November 15, 2018 · Declared Dead · 🏛 International Conference on Learning Representations

"No code URL or promise found in abstract"

Evidence collected by the PWNC Scanner

Authors Lars Buesing, Theophane Weber, Yori Zwols, Sebastien Racaniere, Arthur Guez, Jean-Baptiste Lespiau, Nicolas Heess arXiv ID 1811.06272 Category cs.LG: Machine Learning Cross-listed stat.ML Citations 152 Venue International Conference on Learning Representations Last Checked 4 months ago

Abstract

Learning policies on data synthesized by models can in principle quench the thirst of reinforcement learning algorithms for large amounts of real experience, which is often costly to acquire. However, simulating plausible experience de novo is a hard problem for many complex environments, often resulting in biases for model-based policy evaluation and search.
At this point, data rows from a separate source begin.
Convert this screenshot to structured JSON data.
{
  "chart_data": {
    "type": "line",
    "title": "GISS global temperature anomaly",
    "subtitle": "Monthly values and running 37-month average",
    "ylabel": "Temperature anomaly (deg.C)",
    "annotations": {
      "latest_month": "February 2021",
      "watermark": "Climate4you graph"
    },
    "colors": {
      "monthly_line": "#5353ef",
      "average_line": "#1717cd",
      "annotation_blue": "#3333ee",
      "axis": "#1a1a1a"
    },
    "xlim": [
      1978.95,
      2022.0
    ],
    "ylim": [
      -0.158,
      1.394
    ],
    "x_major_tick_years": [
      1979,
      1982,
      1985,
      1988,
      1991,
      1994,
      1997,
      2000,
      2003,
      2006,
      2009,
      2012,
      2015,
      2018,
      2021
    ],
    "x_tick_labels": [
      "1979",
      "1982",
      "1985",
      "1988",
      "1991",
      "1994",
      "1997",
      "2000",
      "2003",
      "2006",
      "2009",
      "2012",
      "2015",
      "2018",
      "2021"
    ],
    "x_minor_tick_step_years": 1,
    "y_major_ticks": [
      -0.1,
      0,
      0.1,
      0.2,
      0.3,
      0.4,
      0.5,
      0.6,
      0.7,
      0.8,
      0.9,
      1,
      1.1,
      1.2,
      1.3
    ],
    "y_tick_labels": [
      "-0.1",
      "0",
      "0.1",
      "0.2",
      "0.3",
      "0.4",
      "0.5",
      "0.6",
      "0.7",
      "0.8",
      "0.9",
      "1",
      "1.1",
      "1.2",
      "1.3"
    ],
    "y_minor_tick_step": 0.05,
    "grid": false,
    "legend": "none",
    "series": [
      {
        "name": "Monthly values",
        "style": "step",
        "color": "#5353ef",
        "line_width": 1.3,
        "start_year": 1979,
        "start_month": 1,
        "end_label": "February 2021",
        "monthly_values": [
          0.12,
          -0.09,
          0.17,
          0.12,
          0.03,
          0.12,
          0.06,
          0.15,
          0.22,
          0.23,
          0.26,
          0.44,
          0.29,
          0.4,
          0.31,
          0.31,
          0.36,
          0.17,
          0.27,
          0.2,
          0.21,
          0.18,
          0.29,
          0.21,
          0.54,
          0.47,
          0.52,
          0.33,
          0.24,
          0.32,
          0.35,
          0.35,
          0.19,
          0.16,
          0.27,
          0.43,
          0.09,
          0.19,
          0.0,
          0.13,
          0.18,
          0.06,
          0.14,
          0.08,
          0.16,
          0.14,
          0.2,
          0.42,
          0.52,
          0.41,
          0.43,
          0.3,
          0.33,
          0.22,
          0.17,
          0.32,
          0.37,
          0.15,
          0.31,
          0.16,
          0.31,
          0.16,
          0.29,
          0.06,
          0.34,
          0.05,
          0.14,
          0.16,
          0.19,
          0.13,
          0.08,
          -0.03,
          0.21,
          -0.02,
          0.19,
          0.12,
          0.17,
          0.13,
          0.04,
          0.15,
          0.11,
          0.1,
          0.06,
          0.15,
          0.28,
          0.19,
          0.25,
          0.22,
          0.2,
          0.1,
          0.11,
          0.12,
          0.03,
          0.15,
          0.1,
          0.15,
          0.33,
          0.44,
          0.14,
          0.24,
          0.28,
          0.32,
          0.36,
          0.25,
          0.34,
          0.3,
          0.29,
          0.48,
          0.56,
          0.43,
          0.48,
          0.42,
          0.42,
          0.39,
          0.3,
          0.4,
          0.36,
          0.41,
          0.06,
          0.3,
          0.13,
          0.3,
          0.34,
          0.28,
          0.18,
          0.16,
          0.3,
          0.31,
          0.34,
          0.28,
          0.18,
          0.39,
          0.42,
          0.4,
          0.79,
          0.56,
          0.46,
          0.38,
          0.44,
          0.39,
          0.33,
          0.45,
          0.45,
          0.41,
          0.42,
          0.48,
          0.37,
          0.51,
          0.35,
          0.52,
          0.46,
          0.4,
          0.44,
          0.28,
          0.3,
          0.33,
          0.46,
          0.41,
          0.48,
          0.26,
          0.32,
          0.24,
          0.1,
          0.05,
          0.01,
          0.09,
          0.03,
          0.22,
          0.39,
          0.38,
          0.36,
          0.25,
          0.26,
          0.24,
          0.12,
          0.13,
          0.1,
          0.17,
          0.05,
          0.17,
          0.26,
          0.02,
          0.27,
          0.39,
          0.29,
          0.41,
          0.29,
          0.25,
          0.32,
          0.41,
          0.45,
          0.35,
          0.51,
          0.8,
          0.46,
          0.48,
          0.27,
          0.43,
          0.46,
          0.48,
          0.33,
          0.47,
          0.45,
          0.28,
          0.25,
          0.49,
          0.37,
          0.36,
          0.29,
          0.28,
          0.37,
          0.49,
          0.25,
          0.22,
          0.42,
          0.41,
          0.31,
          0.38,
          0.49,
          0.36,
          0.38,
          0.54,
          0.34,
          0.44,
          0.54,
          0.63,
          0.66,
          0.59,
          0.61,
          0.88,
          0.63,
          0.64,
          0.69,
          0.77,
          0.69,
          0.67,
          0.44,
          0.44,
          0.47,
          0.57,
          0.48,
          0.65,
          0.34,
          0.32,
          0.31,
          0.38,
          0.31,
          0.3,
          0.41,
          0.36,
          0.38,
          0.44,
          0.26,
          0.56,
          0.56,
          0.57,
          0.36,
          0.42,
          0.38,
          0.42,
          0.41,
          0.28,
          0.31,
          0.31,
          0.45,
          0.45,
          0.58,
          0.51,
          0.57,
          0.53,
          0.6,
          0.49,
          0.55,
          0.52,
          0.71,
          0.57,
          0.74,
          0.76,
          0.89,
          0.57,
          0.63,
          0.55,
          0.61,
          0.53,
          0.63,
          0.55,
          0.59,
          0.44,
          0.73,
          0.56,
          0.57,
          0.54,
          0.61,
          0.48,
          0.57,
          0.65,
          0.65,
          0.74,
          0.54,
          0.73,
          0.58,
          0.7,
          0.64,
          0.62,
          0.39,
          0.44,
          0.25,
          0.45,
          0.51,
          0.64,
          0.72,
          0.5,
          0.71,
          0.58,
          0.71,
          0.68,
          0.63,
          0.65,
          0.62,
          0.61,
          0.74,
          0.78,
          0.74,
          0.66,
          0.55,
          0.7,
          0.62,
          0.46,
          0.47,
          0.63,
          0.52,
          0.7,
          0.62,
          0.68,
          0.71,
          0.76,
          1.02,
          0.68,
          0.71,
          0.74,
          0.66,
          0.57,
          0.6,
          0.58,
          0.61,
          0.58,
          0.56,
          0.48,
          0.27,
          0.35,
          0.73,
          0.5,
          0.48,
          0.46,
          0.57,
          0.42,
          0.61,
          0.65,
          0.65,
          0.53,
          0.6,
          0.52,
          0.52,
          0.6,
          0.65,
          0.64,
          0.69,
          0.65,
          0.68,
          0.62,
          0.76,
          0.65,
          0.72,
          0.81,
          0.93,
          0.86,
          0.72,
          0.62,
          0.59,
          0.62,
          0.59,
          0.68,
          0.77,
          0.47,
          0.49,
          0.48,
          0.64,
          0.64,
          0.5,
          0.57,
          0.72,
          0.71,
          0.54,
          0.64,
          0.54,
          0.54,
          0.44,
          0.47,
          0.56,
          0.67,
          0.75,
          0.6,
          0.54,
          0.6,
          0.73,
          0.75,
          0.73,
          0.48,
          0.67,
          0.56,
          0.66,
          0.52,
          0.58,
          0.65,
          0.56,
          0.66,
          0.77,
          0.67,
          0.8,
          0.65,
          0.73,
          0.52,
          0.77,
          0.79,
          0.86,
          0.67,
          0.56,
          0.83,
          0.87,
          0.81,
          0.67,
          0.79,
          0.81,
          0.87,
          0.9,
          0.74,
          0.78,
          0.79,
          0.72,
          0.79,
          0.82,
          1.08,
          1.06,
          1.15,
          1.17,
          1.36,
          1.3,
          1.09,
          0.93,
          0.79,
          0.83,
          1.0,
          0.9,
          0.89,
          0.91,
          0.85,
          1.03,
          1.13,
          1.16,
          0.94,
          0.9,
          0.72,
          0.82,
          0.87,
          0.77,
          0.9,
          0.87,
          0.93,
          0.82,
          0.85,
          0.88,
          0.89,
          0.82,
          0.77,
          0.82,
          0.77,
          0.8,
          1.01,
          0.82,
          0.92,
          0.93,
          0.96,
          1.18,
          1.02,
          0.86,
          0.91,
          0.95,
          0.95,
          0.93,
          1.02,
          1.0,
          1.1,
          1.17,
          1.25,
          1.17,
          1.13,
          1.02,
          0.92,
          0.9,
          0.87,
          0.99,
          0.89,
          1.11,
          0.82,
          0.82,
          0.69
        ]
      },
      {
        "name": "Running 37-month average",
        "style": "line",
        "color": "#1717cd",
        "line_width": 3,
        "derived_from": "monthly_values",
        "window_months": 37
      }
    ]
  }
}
Instead of de novo synthesis of data, here we assume logged, real experience and model alternative outcomes of this experience under counterfactual actions, actions that were not actually taken. Based on this, we propose the Counterfactually-Guided Policy Search (CF-GPS) algorithm for learning policies in POMDPs from off-policy experience. It leverages structural causal models for counterfactual evaluation of arbitrary policies on individual off-policy episodes. CF-GPS can improve on vanilla model-based RL algorithms by making use of available logged data to de-bias model predictions. In contrast to off-policy algorithms based on Importance Sampling which re-weight data, CF-GPS leverages a model to explicitly consider alternative outcomes, allowing the algorithm to make better use of experience data. We find empirically that these advantages translate into improved policy evaluation and search results on a non-trivial grid-world task. Finally, we show that CF-GPS generalizes the previously proposed Guided Policy Search and that reparameterization-based algorithms such Stochastic Value Gradient can be interpreted as counterfactual methods.